Schrijver Ben Coates kent ons heel goed, ook onze mooie kanten. Maar in de Guardian vraagt hij zich af waarom we zo onbeschoft zijn.
"Voor een Engelsman is Nederland een prachtige plek om te wonen. De steden zijn mooi, de stranden glorieus; de openbare diensten uitstekend en het bier smakelijk. Er is maar één probleem: mensen zijn ongelooflijk onbeschoft.
Stel een ongerijpt idee voor tijdens een zakelijke bijeenkomst en je zult op brute wijze worden afgekapt. Vraag een vriend of hij denkt dat je bent afgevallen en je zult zijn antwoord niet leuk vinden. Bij een teamproject op het werk zult het gevoel hebben dat je meedoet aan een vechtpartij in de kroeg.
Ik herinner me dat ik een Nederlandse vriend eens enthousiast vertelde over een nieuw boek waaraan ik werkte, en hem vertelde wat mijn bedoeling was, hopend op morele steun. "Het klinkt heel saai," zei hij voordat hij wegliep. "Ik denk niet dat iemand het zal lezen".
Voor een buitenstaander is deze directheid vooral schokkend omdat het botst met wat we denken over de Nederlanders. In de populaire verbeelding zijn het opgeruimde, open en gastvrije mensen, beroemd om hun diplomatie en het maken van deals. Als je veel tijd in Nederland doorbrengt ontdek je dat onverbloemd de waarheid spreken hier alomtegenwoordig is; ook een deel van de nationale cultuur netals fietsen of onuitspreekbare plaatsnamen.
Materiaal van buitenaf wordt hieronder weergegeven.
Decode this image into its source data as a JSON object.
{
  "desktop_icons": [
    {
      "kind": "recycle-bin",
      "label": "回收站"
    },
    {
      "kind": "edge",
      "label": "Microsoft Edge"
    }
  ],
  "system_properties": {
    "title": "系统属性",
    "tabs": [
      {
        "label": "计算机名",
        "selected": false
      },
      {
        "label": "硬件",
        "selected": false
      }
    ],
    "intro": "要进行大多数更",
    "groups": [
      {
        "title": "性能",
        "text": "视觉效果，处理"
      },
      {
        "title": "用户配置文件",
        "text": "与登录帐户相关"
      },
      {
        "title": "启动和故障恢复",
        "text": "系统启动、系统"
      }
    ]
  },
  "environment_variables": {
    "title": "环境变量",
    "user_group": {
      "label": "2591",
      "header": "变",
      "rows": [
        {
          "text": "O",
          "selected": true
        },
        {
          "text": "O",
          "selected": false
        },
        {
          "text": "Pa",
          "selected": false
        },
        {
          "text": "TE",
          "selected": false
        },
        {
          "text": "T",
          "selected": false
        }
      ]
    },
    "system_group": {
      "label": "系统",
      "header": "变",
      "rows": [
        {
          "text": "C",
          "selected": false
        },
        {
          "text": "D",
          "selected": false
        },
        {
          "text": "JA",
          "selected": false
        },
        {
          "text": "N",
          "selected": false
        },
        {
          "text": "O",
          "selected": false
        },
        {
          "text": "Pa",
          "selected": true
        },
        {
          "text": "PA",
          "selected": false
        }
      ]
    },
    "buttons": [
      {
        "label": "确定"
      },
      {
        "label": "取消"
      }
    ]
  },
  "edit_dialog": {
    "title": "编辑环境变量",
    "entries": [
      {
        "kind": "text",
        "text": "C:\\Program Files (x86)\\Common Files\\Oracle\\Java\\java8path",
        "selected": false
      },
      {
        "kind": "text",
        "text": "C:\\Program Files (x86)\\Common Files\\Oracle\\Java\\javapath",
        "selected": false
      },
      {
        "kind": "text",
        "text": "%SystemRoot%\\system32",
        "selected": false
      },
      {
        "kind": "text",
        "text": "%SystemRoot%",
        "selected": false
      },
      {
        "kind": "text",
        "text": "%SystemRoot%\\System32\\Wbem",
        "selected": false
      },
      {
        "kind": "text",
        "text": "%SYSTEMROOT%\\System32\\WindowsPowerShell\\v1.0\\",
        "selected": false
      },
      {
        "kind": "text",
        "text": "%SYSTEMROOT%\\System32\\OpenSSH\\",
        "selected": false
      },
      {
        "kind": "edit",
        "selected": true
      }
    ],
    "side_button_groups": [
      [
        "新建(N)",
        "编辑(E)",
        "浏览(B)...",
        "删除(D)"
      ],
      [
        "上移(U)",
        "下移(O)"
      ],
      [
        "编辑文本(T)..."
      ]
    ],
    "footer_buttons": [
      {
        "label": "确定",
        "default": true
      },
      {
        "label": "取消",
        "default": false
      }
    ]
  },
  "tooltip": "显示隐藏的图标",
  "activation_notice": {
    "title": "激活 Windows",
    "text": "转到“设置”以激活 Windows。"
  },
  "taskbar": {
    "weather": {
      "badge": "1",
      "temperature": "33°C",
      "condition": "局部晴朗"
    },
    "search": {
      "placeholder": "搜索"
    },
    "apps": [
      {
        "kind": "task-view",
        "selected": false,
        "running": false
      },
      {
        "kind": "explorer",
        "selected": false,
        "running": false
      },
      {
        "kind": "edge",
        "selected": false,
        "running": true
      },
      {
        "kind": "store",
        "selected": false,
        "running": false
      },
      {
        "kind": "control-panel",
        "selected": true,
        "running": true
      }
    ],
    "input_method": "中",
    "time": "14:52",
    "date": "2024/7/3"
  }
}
In Nederlandse ogen is botte antwoorden geven geen teken van zwakte, maar een eerbetoon. “Ik zeg wat ik denk en ik doe wat ik zeg!”, verklaarde de rechtse politicus Pim Fortuyn. Nederland vond het fantastisch.
De gewoonte van directheid is geworteld in de Nederlandse geschiedenis en geografie. "Holland heeft geen bergen", schreef de romanschrijver Cees Nooteboom ooit. “Alles is openbaar. Geen bergen, geen grotten. Niets te verbergen. Geen duistere plekken in de ziel. 'Het land is gebaseerd op calvinistische waarden van eerlijkheid en transparantie en bloeide tijdens de Gouden Eeuw deels door te dienen als een toevluchtsoord voor rebellen en innovators die elders niet welkom waren.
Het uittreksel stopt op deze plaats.